Yeni dikilen plantasyonların ve alanların makineli tarıma uygunluğu ve çiftçimizde hızla artan bilgi birikimi düşünülürse ağaç başına ortalama 25 kg ham zeytin ve 5 kg zeytinyağını toplamda da 1.000.000 ton zeytinyağını da düşünmek hayal değildir.
Her gün zeytinyağının sağlık açısından yeni bir özelliği keşfedildikçe, Ege mutfağı ve zeytin kültürü yaygınlaştıkça ve düzenlenecek kampanyalarla kişi başına en az 5 kg tüketimi hedeflemekte hayal değildir.
Bunun yanında tamamen hiçbir ithalat yapmadan kendi özkaynaklarımızla yaptığımız üretimden 1.5 milyar dolarlık ihracat yapmakta hayal değildir.
Bu hedeflere ulaşabilmemiz için bugünden attığımız her adımı planlayarak atmalıyız. Bunun için ;
1- Öncelikle Dünya üzerinde neye aday olduğumuzu ortaya koyarak bölgeler itibari ile dikmemiz gereken çeşitleri planlamalıyız. Kaliteli ve gurme yağlar mı yoksa ham yağmı satmak istiyoruz veya sofralık damı geleceğimiz görüyoruz. Bu soruların cevabını en kısa zamanda bulmalıyız.Uyguladığımız destekleme ve teşvikleri çeşit bazında belirleyerek geleceği olan çeşitlere daha fazla teşvik vermeliyiz.Bugün uygulanmakta olan 2 etaplı desteklemeyi 3 etaba çıkararak devam ettirmeliyiz. Yani 1. ve en fazala aşı ile üretilen çeşitlere 2. olarak yağlık çeşitlere, 3. ve en düşük olarak Populasyon olarak yeterine dikilmiş çeşitlere verilmelidir.
2- Fidan dikimine uyguladığımız teşviki devam ettirme yanında üretimde kullanılan verim artırıcı teşvikleri de getirmeliyiz.
3- Ülkemizde en büyük eksikliği çekilen zeytin konusunda araştırma eksikliği gidermek amacıyla Araştırmacı sayısı artırılmalı ve desteklenmelidir.
4- En önemlisi de Türk Zeytinyağını en önce kendi tüketimimize sonra da tüm dünyaya tanıtmak amacıyla kampanyalara başlamalıyız. Bu konuda yarınlarımızı çizerken bir zamanlar içinde olduğumuz UZK ile tekrar birlikte hareket etmemiz büyük önem taşımaktadır.
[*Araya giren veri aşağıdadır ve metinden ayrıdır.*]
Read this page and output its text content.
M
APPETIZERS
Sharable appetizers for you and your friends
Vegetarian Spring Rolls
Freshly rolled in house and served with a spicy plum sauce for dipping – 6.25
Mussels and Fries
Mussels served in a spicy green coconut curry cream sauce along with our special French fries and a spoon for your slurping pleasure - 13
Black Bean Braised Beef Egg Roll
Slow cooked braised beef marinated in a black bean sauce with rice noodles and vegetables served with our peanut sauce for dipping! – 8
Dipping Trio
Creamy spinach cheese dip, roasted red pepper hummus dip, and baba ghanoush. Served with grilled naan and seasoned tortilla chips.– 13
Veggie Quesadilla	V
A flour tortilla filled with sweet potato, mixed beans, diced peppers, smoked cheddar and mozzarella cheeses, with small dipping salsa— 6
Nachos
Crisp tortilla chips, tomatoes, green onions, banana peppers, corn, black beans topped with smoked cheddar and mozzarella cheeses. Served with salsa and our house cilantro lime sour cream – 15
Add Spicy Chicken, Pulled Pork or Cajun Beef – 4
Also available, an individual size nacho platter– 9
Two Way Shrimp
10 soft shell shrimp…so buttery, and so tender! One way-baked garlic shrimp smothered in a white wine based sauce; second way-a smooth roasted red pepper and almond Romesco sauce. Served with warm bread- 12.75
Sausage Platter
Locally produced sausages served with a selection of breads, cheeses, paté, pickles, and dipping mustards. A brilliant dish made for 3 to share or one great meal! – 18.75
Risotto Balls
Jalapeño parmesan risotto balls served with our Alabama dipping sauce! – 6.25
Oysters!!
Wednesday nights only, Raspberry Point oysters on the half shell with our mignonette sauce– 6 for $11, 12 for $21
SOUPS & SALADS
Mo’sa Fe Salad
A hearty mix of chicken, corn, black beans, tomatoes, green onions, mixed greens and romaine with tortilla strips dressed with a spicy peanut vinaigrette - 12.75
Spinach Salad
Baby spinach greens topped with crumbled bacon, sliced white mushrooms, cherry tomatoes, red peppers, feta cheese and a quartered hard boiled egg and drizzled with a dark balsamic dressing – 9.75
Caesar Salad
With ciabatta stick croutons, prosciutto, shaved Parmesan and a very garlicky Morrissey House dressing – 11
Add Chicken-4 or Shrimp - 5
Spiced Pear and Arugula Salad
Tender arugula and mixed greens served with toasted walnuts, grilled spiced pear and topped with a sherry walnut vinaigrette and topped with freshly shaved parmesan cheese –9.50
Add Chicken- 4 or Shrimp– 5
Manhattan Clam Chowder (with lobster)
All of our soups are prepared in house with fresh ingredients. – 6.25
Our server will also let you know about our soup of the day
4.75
SONUÇ OLARAK : Ulu önder Mustafa Kemal ATATÜRK’e verilen cevapta “DİLİNDEN ANLAYAN YOK PAŞAM” dan DÜNYA İKİNCİSİ olmaya aday olan bir ülkeye giden yolda ;

“Hayat boyu başarılarınızın bir zeytin ağacı kadar koklu ve sağlam,
Mutluluklarınızın yeni filizlenen yemyeşil bir zeytin dalı gibi sürekli,
Yaşamınızın zeytinyağı ile daha sağlıklı ve güzel olması dileğimle..."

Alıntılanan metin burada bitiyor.